DIMCIM: A Quantitative Evaluation Framework for Default-mode Diversity and Generalization in Text-to-Image Generative Models
Journal:
arXiv
Published Date:
Jun 5, 2025
Abstract
Recent advances in text-to-image (T2I) models have achieved impressive
quality and consistency. However, this has come at the cost of representation
diversity. While automatic evaluation methods exist for benchmarking model
diversity, they either require reference image datasets or lack specificity
about the kind of diversity measured, limiting their adaptability and
interpretability. To address this gap, we introduce the Does-it/Can-it
framework, DIM-CIM, a reference-free measurement of default-mode diversity
("Does" the model generate images with expected attributes?) and generalization
capacity ("Can" the model generate diverse attributes for a particular
concept?). We construct the COCO-DIMCIM benchmark, which is seeded with COCO
concepts and captions and augmented by a large language model. With
COCO-DIMCIM, we find that widely-used models improve in generalization at the
cost of default-mode diversity when scaling from 1.5B to 8.1B parameters.
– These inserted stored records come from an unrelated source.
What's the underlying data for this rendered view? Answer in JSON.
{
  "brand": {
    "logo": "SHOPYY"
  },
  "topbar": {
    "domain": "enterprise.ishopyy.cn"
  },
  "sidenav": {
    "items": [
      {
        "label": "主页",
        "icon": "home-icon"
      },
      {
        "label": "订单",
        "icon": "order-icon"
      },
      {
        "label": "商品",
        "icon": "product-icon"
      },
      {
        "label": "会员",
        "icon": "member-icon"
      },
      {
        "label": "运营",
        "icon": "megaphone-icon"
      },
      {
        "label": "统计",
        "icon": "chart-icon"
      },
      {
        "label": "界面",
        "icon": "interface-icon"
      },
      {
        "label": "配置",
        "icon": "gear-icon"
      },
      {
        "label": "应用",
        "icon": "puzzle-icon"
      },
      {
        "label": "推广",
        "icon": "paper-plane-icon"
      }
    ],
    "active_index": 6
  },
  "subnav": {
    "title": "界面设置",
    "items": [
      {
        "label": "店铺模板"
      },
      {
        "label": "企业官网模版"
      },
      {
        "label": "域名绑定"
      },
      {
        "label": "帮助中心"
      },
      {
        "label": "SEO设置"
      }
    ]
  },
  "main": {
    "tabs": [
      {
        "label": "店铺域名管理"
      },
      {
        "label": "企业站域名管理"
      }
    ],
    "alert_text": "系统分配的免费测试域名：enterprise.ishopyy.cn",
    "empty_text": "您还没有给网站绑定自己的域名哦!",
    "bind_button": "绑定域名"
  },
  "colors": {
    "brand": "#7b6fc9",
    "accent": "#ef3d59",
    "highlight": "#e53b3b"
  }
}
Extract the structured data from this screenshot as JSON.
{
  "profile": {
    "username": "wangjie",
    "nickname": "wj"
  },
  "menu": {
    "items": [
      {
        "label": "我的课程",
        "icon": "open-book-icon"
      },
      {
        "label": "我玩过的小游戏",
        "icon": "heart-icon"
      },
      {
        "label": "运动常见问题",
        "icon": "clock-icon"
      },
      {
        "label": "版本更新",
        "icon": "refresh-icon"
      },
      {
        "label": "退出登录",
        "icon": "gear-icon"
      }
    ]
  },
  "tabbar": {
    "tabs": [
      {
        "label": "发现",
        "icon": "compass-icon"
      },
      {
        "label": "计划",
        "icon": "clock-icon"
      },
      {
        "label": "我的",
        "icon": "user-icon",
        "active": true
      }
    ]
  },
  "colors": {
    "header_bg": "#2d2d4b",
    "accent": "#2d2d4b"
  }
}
DIMCIM also identifies fine-grained failure cases, such as attributes that are
generated with generic prompts but are rarely generated when explicitly
requested. Finally, we use DIMCIM to evaluate the training data of a T2I model
and observe a correlation of 0.85 between diversity in training images and
default-mode diversity. Our work provides a flexible and interpretable
framework for assessing T2I model diversity and generalization, enabling a more
comprehensive understanding of model performance.